Tom Williams/CQ Roll Call File Photo
Lew, above, so far hasn’t drawn the sharp criticism from the GOP that has greeted several other of President Barack Obama ’s nominees on Capitol Hill.

Barring an unexpected revelation or major slipup, Jacob J. Lew almost certainly will secure a relatively smooth path to approval as Treasury secretary after a confirmation hearing Wednesday that lawmakers will use as a forum to score political points against Obama administration fiscal policies.

Republican senators have raised questions about Lew, currently the White House chief of staff, on issues ranging from his honesty in representing administration budgets to Congress to his background in finance and his personal investments.
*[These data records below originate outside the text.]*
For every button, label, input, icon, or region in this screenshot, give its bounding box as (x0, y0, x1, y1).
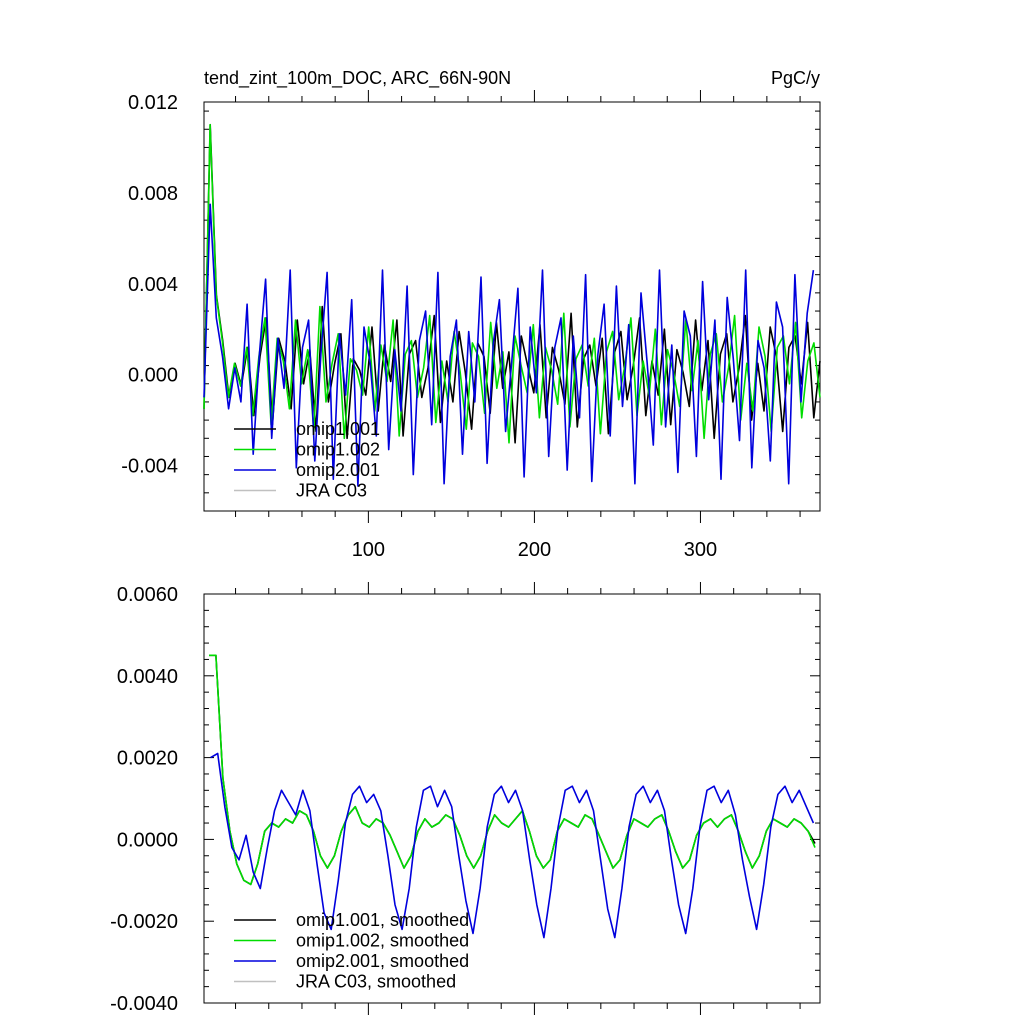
chart-title: tend_zint_100m_DOC, ARC_66N-90N (204, 68, 511, 89)
series-group (203, 123, 821, 487)
axis-tick-labels: -0.004 0.000 0.004 0.008 0.012 100 200 300 (121, 92, 717, 561)
legend-label: omip1.001, smoothed (296, 910, 469, 930)
y-tick-label: 0.004 (128, 274, 178, 296)
legend-label: JRA C03 (296, 481, 367, 501)
top-panel: tend_zint_100m_DOC, ARC_66N-90N PgC/y -0… (121, 68, 821, 561)
y-tick-label: 0.0000 (117, 829, 178, 851)
series-line-1 (209, 654, 816, 886)
axis-ticks (204, 90, 820, 523)
y-tick-label: 0.000 (128, 365, 178, 387)
y-tick-label: 0.012 (128, 92, 178, 114)
plot-frame (203, 101, 821, 512)
plot-frame (203, 593, 821, 1004)
series-line-2 (210, 752, 815, 939)
y-tick-label: 0.0060 (117, 584, 178, 606)
bottom-panel: -0.0040 -0.0020 0.0000 0.0020 0.0040 0.0060 o… (110, 582, 821, 1015)
axis-ticks (204, 582, 820, 1015)
legend-label: JRA C03, smoothed (296, 972, 456, 992)
series-group (209, 654, 816, 939)
series-line-1 (203, 123, 821, 444)
x-tick-label: 100 (352, 539, 385, 561)
y-tick-label: -0.0040 (110, 993, 178, 1015)
y-tick-label: 0.0020 (117, 748, 178, 770)
axis-tick-labels: -0.0040 -0.0020 0.0000 0.0020 0.0040 0.0060 (110, 584, 178, 1015)
chart-units: PgC/y (771, 68, 820, 88)
legend-label: omip1.001 (296, 419, 380, 439)
y-tick-label: -0.004 (121, 456, 178, 478)
y-tick-label: -0.0020 (110, 911, 178, 933)
y-tick-label: 0.0040 (117, 666, 178, 688)
y-tick-label: 0.008 (128, 183, 178, 205)
x-tick-label: 300 (684, 539, 717, 561)
series-line-2 (203, 203, 815, 487)
legend-label: omip2.001 (296, 460, 380, 480)
series-line-0 (209, 654, 816, 886)
legend-label: omip2.001, smoothed (296, 951, 469, 971)
legend-label: omip1.002 (296, 440, 380, 460)
legend-label: omip1.002, smoothed (296, 931, 469, 951)
x-tick-label: 200 (518, 539, 551, 561)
But Lew so far hasn’t drawn the sharp criticism from the GOP that has greeted several other of President Barack Obama’s nominees on Capitol Hill.

For Democrats, the confirmation hearing before the Senate Finance Committee offers an opportunity to highlight policies they’ve supported in recent years to boost the economy after the 2008-2009 recession as questions arise about the recovery actions pushed by departing Treasury Secretary Timothy F. Geithner, including the bailouts that sent federal funds to the banking industry.
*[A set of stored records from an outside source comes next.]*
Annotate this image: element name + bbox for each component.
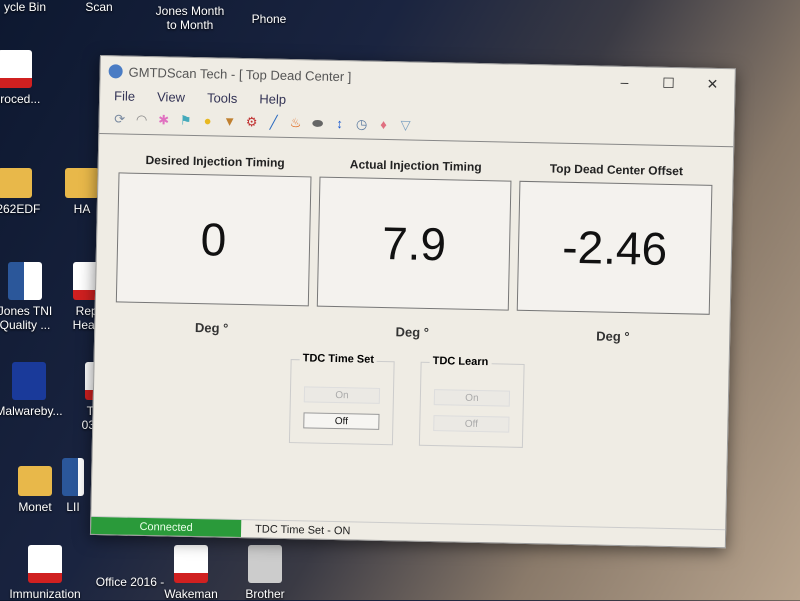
panel-title: Top Dead Center Offset [549, 161, 684, 179]
timer-icon[interactable]: ◷ [355, 116, 368, 132]
menu-file[interactable]: File [113, 88, 136, 104]
panel-value: 0 [115, 172, 312, 307]
desktop-icon[interactable]: ycle Bin [0, 0, 60, 14]
icon-label: LII [66, 500, 80, 514]
connection-status: Connected [90, 516, 242, 538]
tdc-time-set-group: TDC Time Set On Off [288, 352, 395, 446]
folder-icon [18, 466, 52, 496]
desktop-icon[interactable]: Jones Month to Month [150, 4, 230, 32]
status-bar: Connected TDC Time Set - ON [90, 515, 726, 548]
refresh-icon[interactable]: ⟳ [114, 111, 126, 127]
icon-label: HA [73, 202, 91, 216]
desktop-icon[interactable]: Office 2016 - [90, 575, 170, 589]
group-label: TDC Learn [429, 354, 492, 369]
pdf-icon [174, 545, 208, 583]
injector-icon[interactable]: ╱ [269, 114, 278, 130]
icon-label: Brother [245, 587, 285, 601]
icon-label: Jones Month to Month [155, 4, 225, 32]
maximize-button[interactable]: ☐ [662, 74, 675, 91]
icon-label: ycle Bin [3, 0, 47, 14]
icon-label: Jones TNI Quality ... [0, 304, 53, 332]
tdc-learn-off-button[interactable]: Off [433, 415, 510, 433]
desktop-icon[interactable]: HA [62, 160, 102, 216]
panel-value: -2.46 [517, 180, 713, 315]
menu-view[interactable]: View [156, 89, 186, 105]
desktop-icon[interactable]: Jones TNI Quality ... [0, 262, 60, 332]
desktop-icon[interactable]: -proced... [0, 50, 50, 106]
word-icon [62, 458, 84, 496]
arrows-icon[interactable]: ↕ [336, 115, 344, 132]
desktop-icon[interactable]: Monet [0, 458, 70, 514]
panel-unit: Deg ° [596, 328, 630, 345]
minimize-button[interactable]: – [620, 73, 629, 90]
printer-icon [248, 545, 282, 583]
desktop-icon[interactable]: Phone [234, 12, 304, 26]
desktop-icon[interactable]: Malwareby... [0, 362, 64, 418]
window-title: GMTDScan Tech - [ Top Dead Center ] [128, 64, 352, 84]
tdc-offset-panel: Top Dead Center Offset -2.46 Deg ° [516, 161, 713, 346]
close-button[interactable]: ✕ [706, 75, 719, 92]
tdc-learn-on-button[interactable]: On [433, 389, 511, 407]
app-window: GMTDScan Tech - [ Top Dead Center ] – ☐ … [89, 55, 736, 549]
icon-label: Scan [85, 0, 113, 14]
flag-icon[interactable]: ⚑ [179, 112, 192, 128]
pdf-icon [0, 50, 32, 88]
app-icon [108, 64, 123, 79]
desired-timing-panel: Desired Injection Timing 0 Deg ° [115, 152, 312, 337]
pin-icon[interactable]: ♦ [380, 116, 388, 133]
panel-unit: Deg ° [194, 320, 229, 336]
funnel-light-icon[interactable]: ▽ [400, 117, 411, 133]
funnel-icon[interactable]: ▼ [223, 113, 237, 129]
icon-label: Monet [18, 500, 52, 514]
tdc-learn-group: TDC Learn On Off [418, 354, 525, 448]
desktop-icon[interactable]: Brother [230, 545, 300, 601]
gear-icon[interactable]: ⚙ [245, 114, 258, 130]
icon-label: Office 2016 - [95, 575, 165, 589]
word-icon [8, 262, 42, 300]
malwarebytes-icon [12, 362, 46, 400]
gauge-icon[interactable]: ◠ [135, 111, 148, 128]
icon-label: Malwareby... [0, 404, 63, 418]
bulb-icon[interactable]: ● [203, 113, 212, 129]
folder-icon [65, 168, 99, 198]
panel-value: 7.9 [316, 176, 512, 311]
menu-tools[interactable]: Tools [206, 90, 238, 106]
desktop-icon[interactable]: Scan [64, 0, 134, 14]
tdc-time-set-on-button[interactable]: On [303, 386, 381, 404]
pdf-icon [28, 545, 62, 583]
icon-label: 0262EDF [0, 202, 41, 216]
panel-title: Desired Injection Timing [145, 152, 285, 170]
desktop-icon[interactable]: LII [58, 458, 88, 514]
sensor-icon[interactable]: ⬬ [311, 115, 324, 131]
desktop-icon[interactable]: Wakeman [156, 545, 226, 601]
icon-label: Phone [251, 12, 287, 26]
icon-label: Immunization [9, 587, 81, 601]
desktop-icon[interactable]: Immunization [0, 545, 90, 601]
tdc-time-set-off-button[interactable]: Off [303, 412, 380, 430]
menu-help[interactable]: Help [259, 91, 287, 107]
icon-label: -proced... [0, 92, 41, 106]
folder-icon [0, 168, 32, 198]
flame-icon[interactable]: ♨ [289, 114, 302, 131]
panel-unit: Deg ° [395, 324, 430, 340]
actual-timing-panel: Actual Injection Timing 7.9 Deg ° [316, 157, 512, 342]
group-label: TDC Time Set [299, 352, 378, 366]
bug-icon[interactable]: ✱ [158, 112, 170, 128]
desktop-icon[interactable]: 0262EDF [0, 160, 50, 216]
status-message: TDC Time Set - ON [254, 523, 351, 538]
panel-title: Actual Injection Timing [349, 157, 482, 175]
icon-label: Wakeman [164, 587, 218, 601]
As outgoing White House chief of staff and former budget director under Obama, Lew played a key role in negotiating budget deals with Congress. In those positions, he made few friends among GOP lawmakers and aides who grew frustrated with his aggressive style and his commitment to protecting social safety net programs.
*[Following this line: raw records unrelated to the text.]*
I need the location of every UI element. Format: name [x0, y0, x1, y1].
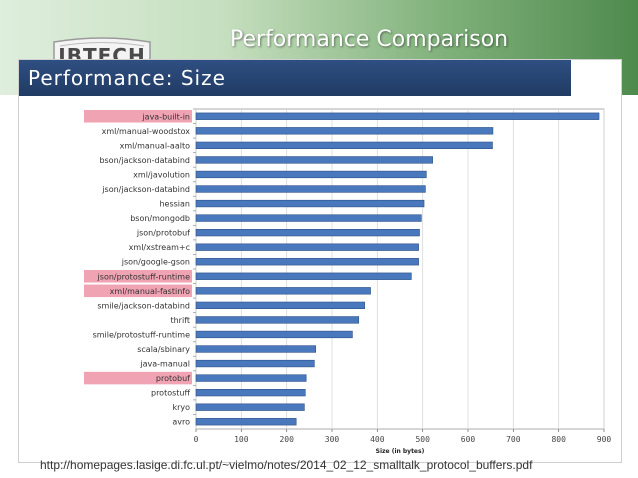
bar [195, 287, 371, 295]
category-label: thrift [170, 316, 190, 325]
bar [195, 345, 316, 353]
bar [195, 374, 307, 382]
bar [195, 330, 353, 339]
category-highlight [84, 371, 192, 385]
bar [195, 199, 425, 208]
source-url[interactable]: http://homepages.lasige.di.fc.ul.pt/~vie… [40, 458, 533, 472]
category-label: xml/manual-woodstox [102, 127, 191, 136]
x-tick-label: 500 [415, 435, 430, 444]
bar [195, 301, 365, 310]
size-bar-chart: 0 100 200 300 400 500 600 700 800 900 java-built-i… [84, 108, 612, 455]
category-label: smile/jackson-databind [97, 301, 190, 310]
category-label: avro [172, 418, 190, 427]
x-tick-label: 300 [325, 435, 340, 444]
bar [195, 418, 297, 426]
x-tick-label: 400 [370, 435, 385, 444]
bar [195, 112, 600, 120]
category-label: xml/manual-aalto [120, 141, 190, 150]
category-label: bson/jackson-databind [99, 156, 190, 165]
category-label: hessian [159, 200, 190, 209]
bar [195, 316, 360, 324]
category-label: json/protobuf [136, 229, 190, 238]
category-highlight [84, 284, 192, 298]
category-highlight [84, 110, 192, 123]
x-tick-label: 600 [461, 435, 476, 444]
bar [195, 243, 419, 251]
category-label: xml/xstream+c [129, 243, 190, 252]
category-label: kryo [172, 403, 190, 412]
category-label: json/protostuff-runtime [97, 272, 191, 281]
x-tick-label: 700 [506, 435, 521, 444]
category-label: json/jackson-databind [101, 185, 190, 194]
category-label: bson/mongodb [130, 214, 190, 223]
category-label: java-built-in [141, 112, 190, 121]
category-label: protostuff [151, 389, 190, 398]
x-axis-label: Size (in bytes) [376, 448, 425, 455]
x-tick-label: 800 [551, 435, 566, 444]
x-tick-label: 200 [279, 435, 294, 444]
x-tick-label: 900 [597, 435, 612, 444]
bar [195, 359, 315, 368]
category-label: scala/sbinary [137, 345, 190, 354]
bar [195, 141, 493, 150]
chart-title: Performance: Size [28, 66, 226, 90]
category-label: xml/manual-fastinfo [110, 287, 190, 296]
x-tick-label: 100 [234, 435, 249, 444]
bar [195, 185, 426, 193]
bar [195, 258, 419, 266]
chart-panel-header: Performance: Size [19, 60, 571, 96]
category-label: java-manual [139, 360, 190, 369]
category-label: xml/javolution [133, 170, 190, 179]
x-tick-label: 0 [194, 435, 199, 444]
bar [195, 388, 306, 397]
bar [195, 214, 422, 222]
category-highlight [84, 270, 192, 283]
category-label: protobuf [156, 374, 190, 383]
bar [195, 170, 427, 179]
bar [195, 403, 305, 411]
bar [195, 272, 412, 280]
category-label: smile/protostuff-runtime [93, 330, 190, 339]
category-label: json/google-gson [121, 258, 190, 267]
slide-title: Performance Comparison [230, 27, 509, 52]
bar [195, 228, 420, 237]
bar [195, 156, 433, 164]
bar [195, 127, 494, 135]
Sen. Jeff Sessions, an Alabama Republican and the ranking member of the Senate Budget Committee, has said he will oppose Lew’s nomination, but it’s unclear so far how much weight Sessions’ opposition will carry. Sessions charges that Lew misled him and other senators in testimony about the president’s budget and its effect on the national debt.

Sessions has also hit Lew for the administration’s decision not to send Congress a Medicare spending control plan as required by the 2003 Medicare prescription drug benefit law (PL 108-173). Both the Obama and George W. Bush administrations determined Congress could not mandate such a proposal, although the Bush administration did provide the mandated report on Medicare.

Although Sessions is not a member of the Finance panel, GOP senators are likely to take up a similar line of questioning, while accusing Lew and the administration of not doing enough to curb annual budget deficits.

As he prepares to take over as the government’s top financial policy official, Lew’s lack of financial experience is also expected to come under scrutiny. Lew worked at Citigroup from 2006 to 2009, but his was largely an administrative role and he lacks the deep connections to Wall Street enjoyed by recent secretaries such as Geithner and Henry M. Paulson Jr.